Hacker News

I’ve spent most of my career in Job Tech and HR Tech so I can give you some insight.

LinkedIn lost a lawsuit about specifically trying to prevent scraping of their job content. This was a big deal at the time as all the major job sites were scraping jobs either because a customer lacked technical capabilities or to add jobs that were not part of the corpus. It’s a routine part of how the industry works in the same way that not many complain about Google scraping the Internet.

Secondly, and actually more importantly, a lot of the industry exchanges jobs using feeds. This is where CPC job distribution generally exists. These can contain “free” jobs which do not get any CPC credit but would let you build something like this site without any scraping infrastructure. You can ask some major job boards for just the free jobs if you wanted that for some reason. Most job specific scraping services like Aspen and Feedonomics will deliver you scraped jobs in the your preferred feed format.

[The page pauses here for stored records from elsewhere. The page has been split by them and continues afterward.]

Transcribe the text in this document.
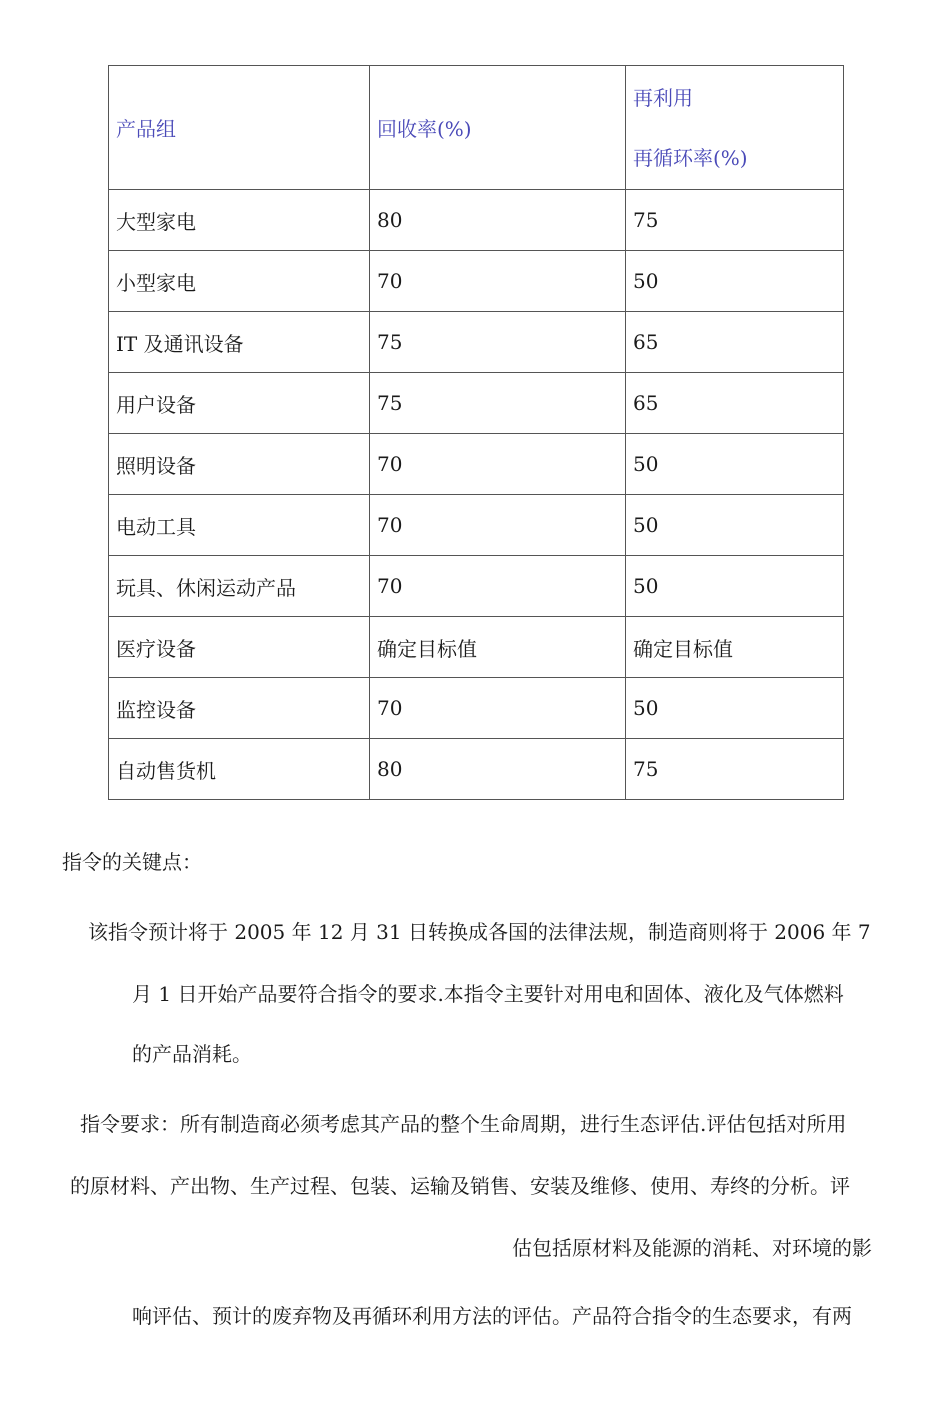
产品组	回收率(%)	再利用
再循环率(%)

大型家电	80	75
小型家电	70	50
IT 及通讯设备	75	65
用户设备	75	65
照明设备	70	50
电动工具	70	50
玩具、休闲运动产品	70	50
医疗设备	确定目标值	确定目标值
监控设备	70	50
自动售货机	80	75
指令的关键点：
该指令预计将于 2005 年 12 月 31 日转换成各国的法律法规，制造商则将于 2006 年 7
月 1 日开始产品要符合指令的要求.本指令主要针对用电和固体、液化及气体燃料
的产品消耗。
指令要求：所有制造商必须考虑其产品的整个生命周期，进行生态评估.评估包括对所用
的原材料、产出物、生产过程、包装、运输及销售、安装及维修、使用、寿终的分析。评
估包括原材料及能源的消耗、对环境的影
响评估、预计的废弃物及再循环利用方法的评估。产品符合指令的生态要求，有两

In practice where I’ve worked we just blocked scraping sites when we get a complaint and respected robots.txt. It was rare for someone to complain since we were good sources of traffic wherever I worked. I am not a lawyer but my understanding is that as long as you’re not otherwise breaking the law by respecting legitimate takedown notices then scraping is fair use.

xitang a day ago [ - ]

Thanks for sharing the industry insights! Very cool to learn about CPC job distribution, etc.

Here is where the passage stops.